Mentre per oggi è attesa la pronuncia del Tar sul ricorso della cordata Eteria in merito all’aggiudicazione a WeBuild-Fincantieri della costruzione della nuova Diga foranea del porto di Genova, tutto fa presagire che il braccio di ferro tra Rina Consulting e Peg non sia ancora finito

di Alberto Quarati
2 minuti di lettura

Il rendering della nuova Diga foranea

 

Genova – Mentre per oggi è attesa la pronuncia del Tribunale amministrativo regionale sul ricorso della cordata Eteria in merito all’aggiudicazione a WeBuild-Fincantieri della costruzione della nuova Diga foranea del porto di Genova, tutto fa presagire che il braccio di ferro tra Rina Consulting e Progetti Europa & Global (Peg) per l’appalto della Direzione lavori della stessa Diga non sia ancora finito.

Pochi giorni fa il Consiglio di Stato aveva riformato una sentenza del Tar di fine gennaio 2022, che annullava l’affidamento a Rina Consulting della Direzione lavori della nuova Diga ( o Project management Consultant, Pmc: la figura che nel futuro cantiere dovrà occuparsi del coordinamento progettuale, del controllo qualità della direzione dei lavori e del coordinamento della sicurezza del cantiere).
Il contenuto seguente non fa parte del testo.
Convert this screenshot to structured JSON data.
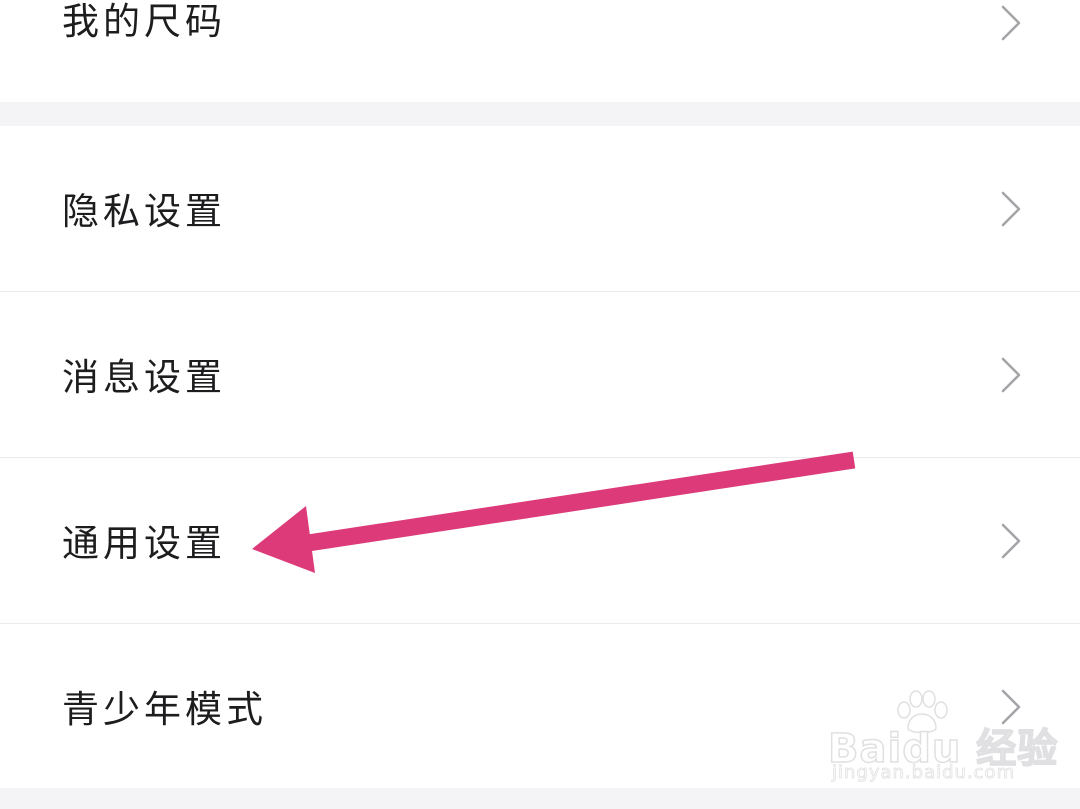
{
  "items_top": [
    {
      "label": "我的尺码"
    }
  ],
  "items_main": [
    {
      "label": "隐私设置"
    },
    {
      "label": "消息设置"
    },
    {
      "label": "通用设置"
    },
    {
      "label": "青少年模式"
    }
  ],
  "annotation": {
    "arrow_color": "#dc3a78"
  },
  "watermark": {
    "brand": "Baidu 经验",
    "url": "jingyan.baidu.com"
  },
  "icons": {
    "row_chevron": "chevron-right-icon"
  }
}
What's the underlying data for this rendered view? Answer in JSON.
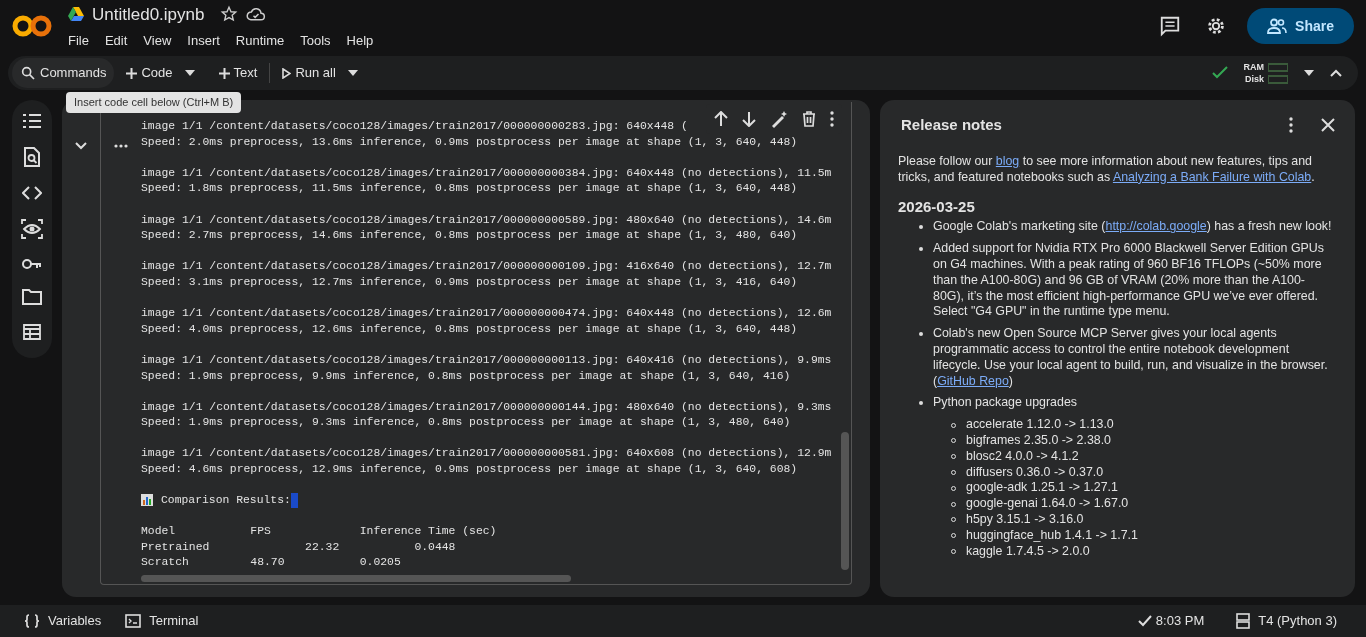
{
  "header": {
    "title": "Untitled0.ipynb",
    "menu": [
      "File",
      "Edit",
      "View",
      "Insert",
      "Runtime",
      "Tools",
      "Help"
    ],
    "share": "Share"
  },
  "toolbar": {
    "commands": "Commands",
    "actions": [
      {
        "kind": "add",
        "label": "Code",
        "dropdown": true
      },
      {
        "kind": "add",
        "label": "Text",
        "dropdown": false
      },
      {
        "kind": "run",
        "label": "Run all",
        "dropdown": true
      }
    ],
    "connected": true,
    "ram": "RAM",
    "disk": "Disk"
  },
  "tooltip": "Insert code cell below (Ctrl+M B)",
  "cell": {
    "expanded": true,
    "output": [
      [
        "image 1/1 /content/datasets/coco128/images/train2017/000000000283.jpg: 640x448 (",
        "Speed: 2.0ms preprocess, 13.6ms inference, 0.9ms postprocess per image at shape (1, 3, 640, 448)"
      ],
      [
        "image 1/1 /content/datasets/coco128/images/train2017/000000000384.jpg: 640x448 (no detections), 11.5m",
        "Speed: 1.8ms preprocess, 11.5ms inference, 0.8ms postprocess per image at shape (1, 3, 640, 448)"
      ],
      [
        "image 1/1 /content/datasets/coco128/images/train2017/000000000589.jpg: 480x640 (no detections), 14.6m",
        "Speed: 2.7ms preprocess, 14.6ms inference, 0.8ms postprocess per image at shape (1, 3, 480, 640)"
      ],
      [
        "image 1/1 /content/datasets/coco128/images/train2017/000000000109.jpg: 416x640 (no detections), 12.7m",
        "Speed: 3.1ms preprocess, 12.7ms inference, 0.9ms postprocess per image at shape (1, 3, 416, 640)"
      ],
      [
        "image 1/1 /content/datasets/coco128/images/train2017/000000000474.jpg: 640x448 (no detections), 12.6m",
        "Speed: 4.0ms preprocess, 12.6ms inference, 0.8ms postprocess per image at shape (1, 3, 640, 448)"
      ],
      [
        "image 1/1 /content/datasets/coco128/images/train2017/000000000113.jpg: 640x416 (no detections), 9.9ms",
        "Speed: 1.9ms preprocess, 9.9ms inference, 0.8ms postprocess per image at shape (1, 3, 640, 416)"
      ],
      [
        "image 1/1 /content/datasets/coco128/images/train2017/000000000144.jpg: 480x640 (no detections), 9.3ms",
        "Speed: 1.9ms preprocess, 9.3ms inference, 0.8ms postprocess per image at shape (1, 3, 480, 640)"
      ],
      [
        "image 1/1 /content/datasets/coco128/images/train2017/000000000581.jpg: 640x608 (no detections), 12.9m",
        "Speed: 4.6ms preprocess, 12.9ms inference, 0.9ms postprocess per image at shape (1, 3, 640, 608)"
      ]
    ],
    "results_title": "Comparison Results:",
    "table": [
      "Model           FPS             Inference Time (sec)",
      "Pretrained              22.32           0.0448",
      "Scratch         48.70           0.0205"
    ]
  },
  "release_notes": {
    "title": "Release notes",
    "intro": [
      {
        "kind": "text",
        "text": "Please follow our "
      },
      {
        "kind": "link",
        "text": "blog"
      },
      {
        "kind": "text",
        "text": " to see more information about new features, tips and tricks, and featured notebooks such as "
      },
      {
        "kind": "link",
        "text": "Analyzing a Bank Failure with Colab"
      },
      {
        "kind": "text",
        "text": "."
      }
    ],
    "date": "2026-03-25",
    "bullets": [
      {
        "parts": [
          {
            "kind": "text",
            "text": "Google Colab's marketing site ("
          },
          {
            "kind": "link",
            "text": "http://colab.google"
          },
          {
            "kind": "text",
            "text": ") has a fresh new look!"
          }
        ]
      },
      {
        "parts": [
          {
            "kind": "text",
            "text": "Added support for Nvidia RTX Pro 6000 Blackwell Server Edition GPUs on G4 machines. With a peak rating of 960 BF16 TFLOPs (~50% more than the A100-80G) and 96 GB of VRAM (20% more than the A100-80G), it’s the most efficient high-performance GPU we’ve ever offered. Select \"G4 GPU\" in the runtime type menu."
          }
        ]
      },
      {
        "parts": [
          {
            "kind": "text",
            "text": "Colab's new Open Source MCP Server gives your local agents programmatic access to control the entire notebook development lifecycle. Use your local agent to build, run, and visualize in the browser. ("
          },
          {
            "kind": "link",
            "text": "GitHub Repo"
          },
          {
            "kind": "text",
            "text": ")"
          }
        ]
      },
      {
        "parts": [
          {
            "kind": "text",
            "text": "Python package upgrades"
          }
        ],
        "children": [
          "accelerate 1.12.0 -> 1.13.0",
          "bigframes 2.35.0 -> 2.38.0",
          "blosc2 4.0.0 -> 4.1.2",
          "diffusers 0.36.0 -> 0.37.0",
          "google-adk 1.25.1 -> 1.27.1",
          "google-genai 1.64.0 -> 1.67.0",
          "h5py 3.15.1 -> 3.16.0",
          "huggingface_hub 1.4.1 -> 1.7.1",
          "kaggle 1.7.4.5 -> 2.0.0"
        ]
      }
    ]
  },
  "status_bar": {
    "variables": "Variables",
    "terminal": "Terminal",
    "saved": true,
    "time": "8:03 PM",
    "runtime": "T4 (Python 3)"
  }
}
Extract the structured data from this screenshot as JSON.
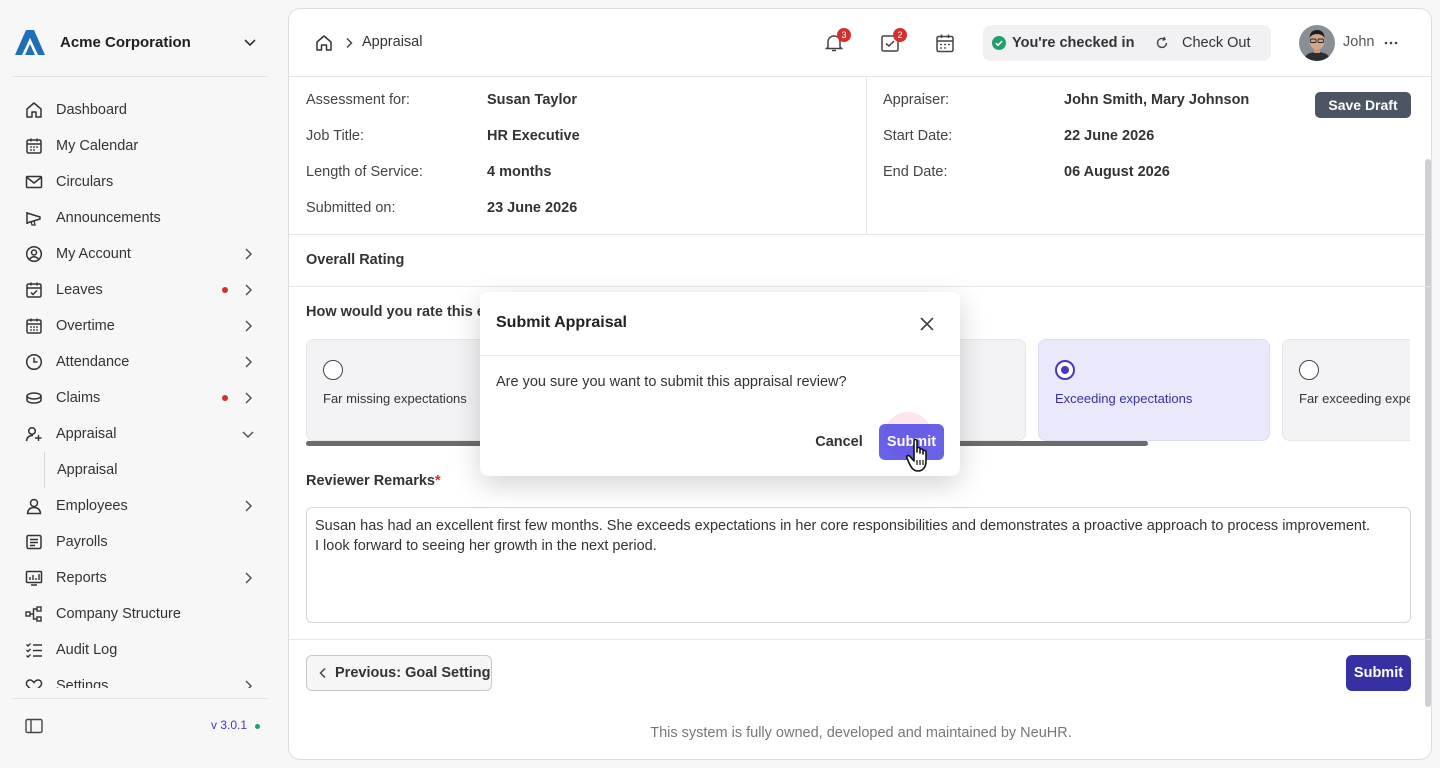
{
  "sidebar": {
    "company_name": "Acme Corporation",
    "items": [
      {
        "label": "Dashboard",
        "icon": "home-icon"
      },
      {
        "label": "My Calendar",
        "icon": "calendar-icon"
      },
      {
        "label": "Circulars",
        "icon": "mail-icon"
      },
      {
        "label": "Announcements",
        "icon": "megaphone-icon"
      },
      {
        "label": "My Account",
        "icon": "user-circle-icon"
      },
      {
        "label": "Leaves",
        "icon": "calendar-check-icon"
      },
      {
        "label": "Overtime",
        "icon": "calendar-grid-icon"
      },
      {
        "label": "Attendance",
        "icon": "clock-icon"
      },
      {
        "label": "Claims",
        "icon": "coins-icon"
      },
      {
        "label": "Appraisal",
        "icon": "user-star-icon"
      },
      {
        "label": "Appraisal",
        "icon": ""
      },
      {
        "label": "Employees",
        "icon": "user-icon"
      },
      {
        "label": "Payrolls",
        "icon": "receipt-icon"
      },
      {
        "label": "Reports",
        "icon": "chart-icon"
      },
      {
        "label": "Company Structure",
        "icon": "hierarchy-icon"
      },
      {
        "label": "Audit Log",
        "icon": "list-check-icon"
      },
      {
        "label": "Settings",
        "icon": "heart-icon"
      }
    ],
    "version": "v 3.0.1"
  },
  "header": {
    "breadcrumb": "Appraisal",
    "notifications_count": "3",
    "tasks_count": "2",
    "checkin_status": "You're checked in",
    "checkout_label": "Check Out",
    "user_name": "John"
  },
  "info": {
    "assessment_for_label": "Assessment for:",
    "assessment_for": "Susan Taylor",
    "job_title_label": "Job Title:",
    "job_title": "HR Executive",
    "service_label": "Length of Service:",
    "service": "4 months",
    "submitted_label": "Submitted on:",
    "submitted": "23 June 2026",
    "appraiser_label": "Appraiser:",
    "appraiser": "John Smith, Mary Johnson",
    "start_label": "Start Date:",
    "start": "22 June 2026",
    "end_label": "End Date:",
    "end": "06 August 2026",
    "save_draft": "Save Draft"
  },
  "rating": {
    "section_title": "Overall Rating",
    "question": "How would you rate this em",
    "options": [
      {
        "label": "Far missing expectations",
        "selected": false
      },
      {
        "label": "",
        "selected": false
      },
      {
        "label": "",
        "selected": false
      },
      {
        "label": "Exceeding expectations",
        "selected": true
      },
      {
        "label": "Far exceeding expectations",
        "selected": false
      }
    ],
    "selected_fraction_scrolled": 0.76
  },
  "remarks": {
    "label": "Reviewer Remarks",
    "required_mark": "*",
    "value": "Susan has had an excellent first few months. She exceeds expectations in her core responsibilities and demonstrates a proactive approach to process improvement.\nI look forward to seeing her growth in the next period."
  },
  "footer": {
    "prev_label": "Previous: Goal Setting",
    "submit_label": "Submit",
    "copyright": "This system is fully owned, developed and maintained by NeuHR."
  },
  "modal": {
    "title": "Submit Appraisal",
    "message": "Are you sure you want to submit this appraisal review?",
    "cancel_label": "Cancel",
    "submit_label": "Submit"
  },
  "colors": {
    "accent": "#3730a3",
    "alert": "#d32f2f",
    "success": "#22a06b"
  }
}
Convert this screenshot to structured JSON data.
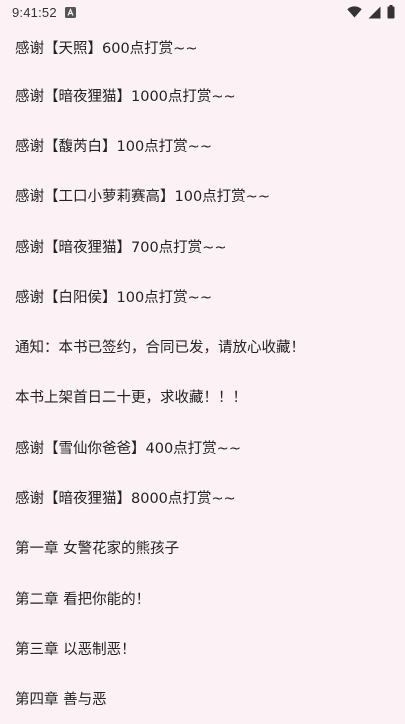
{
  "status_bar": {
    "time": "9:41:52",
    "icons": [
      "notification-a-icon",
      "wifi-icon",
      "signal-icon",
      "battery-icon"
    ]
  },
  "chapters": [
    {
      "title": "感谢【天照】600点打赏~~"
    },
    {
      "title": "感谢【暗夜狸猫】1000点打赏~~"
    },
    {
      "title": "感谢【馥芮白】100点打赏~~"
    },
    {
      "title": "感谢【工口小萝莉赛高】100点打赏~~"
    },
    {
      "title": "感谢【暗夜狸猫】700点打赏~~"
    },
    {
      "title": "感谢【白阳侯】100点打赏~~"
    },
    {
      "title": "通知：本书已签约，合同已发，请放心收藏！"
    },
    {
      "title": "本书上架首日二十更，求收藏！！！"
    },
    {
      "title": "感谢【雪仙你爸爸】400点打赏~~"
    },
    {
      "title": "感谢【暗夜狸猫】8000点打赏~~"
    },
    {
      "title": "第一章 女警花家的熊孩子"
    },
    {
      "title": "第二章 看把你能的！"
    },
    {
      "title": "第三章 以恶制恶！"
    },
    {
      "title": "第四章 善与恶"
    }
  ]
}
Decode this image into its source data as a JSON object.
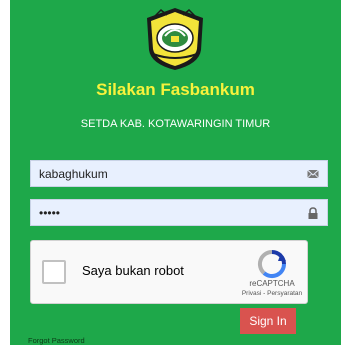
{
  "login": {
    "title": "Silakan Fasbankum",
    "subtitle": "SETDA KAB. KOTAWARINGIN TIMUR",
    "username_value": "kabaghukum",
    "password_value": "•••••",
    "username_icon": "envelope-icon",
    "password_icon": "lock-icon",
    "signin_label": "Sign In",
    "forgot_label": "Forgot Password"
  },
  "captcha": {
    "checkbox_label": "Saya bukan robot",
    "brand": "reCAPTCHA",
    "links": "Privasi - Persyaratan"
  },
  "colors": {
    "panel_bg": "#1ea84a",
    "title": "#f7f23c",
    "signin_bg": "#d9534f",
    "field_bg": "#e8f0fe"
  }
}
Il Cds ha accolto l’appello presentato dall’Autorità di sistema portuale, ma nel contempo ha obbligato Palazzo San Giorgio "a rinnovare l’istruttoria relativa al possesso dell’aggiudicataria del requisito del contratto di punta”: i giudici amministrativi chiedono insomma all’ente portuale di verificare nuovamente se l’ammontare dei contratti per Direzione lavori di Rina Consulting sia effettivamente conforme a quanto l’ente stesso aveva chiesto come requisito di partecipazione alla gara d’appalto.

Per Francesco Saverio Marini, legale della Peg, non è cosa da poco: “Prima Rina Consulting ha presentato un ammontare che riguardava la totalità dell’importo dei lavori di cui si era occupata, e non la parte relativa ai servizi di Direzione lavori. Poi, avvisata dall’Autorità portuale - e anche su questo ci sarebbe da eccepire - ha dimostrato l’ammontare corretto, inserendo un altro servizio, cioè la Direzione lavori del Ponte San Giorgio, la cui documentazione non è adeguata perché formata successivamente alla scadenza dell’offerta”. Nella sentenza del Cds, si legge che il Certificato di regolare esecuzione di quell’opera è datato 27 agosto 2021, anche se i lavori al Ponte si erano definitivamente conclusi il 2 luglio, quattro giorni prima della gara.

Ma il collegio guidato dal presidente Diego Sabatino ricorda, richiamando la giurisprudenza, che il Certificato di esecuzione non è un orpello burocratico, ma ha "valore costitutivo del requisito di partecipazione, pertanto deve essere conseguito dal concorrente prima della scadenza del termine della domanda”: insomma, sulla Direzione lavori non finisce qui.

E Marini spiega che se l’Authority dovesse procedere all’affidamento alla Rina Consulting dando per buoni i lavori fatti al Ponte, la Peg potrà richiedere un’ottemperanza al Consiglio di Stato, riaprendo il caso.

Del resto, il grosso della partita è ancora da giocare: l’appalto è diviso in quattro fasi. Le prime due, di tipo propedeutico e del valore complessivo di 177 mila euro sono state affidate a Rina Consulting e Peg ha deciso di non contestare, accondiscendendo ad una richiesta della stazione appaltante.

Diverso il discorso per le due fasi clou che arrivano ora, che riguardano l’attività nella redazione del progetto definitivo e esecutivo dell’opera (531 mila euro) e l’attività durante l’esecuzione e collaudo (18,9 milioni). Un fronte che insomma rimane aperto, mentre oggi i giudici amministrativi dovranno decidere se l’affidamento a WeBuild è lecito o meno. L’Authority ha detto che nel caso del meno, i meccanismi per non fermare le attività ci sono, ma con o senza Pnrr, le pieghe del Codice appalti sembrano essere infinite.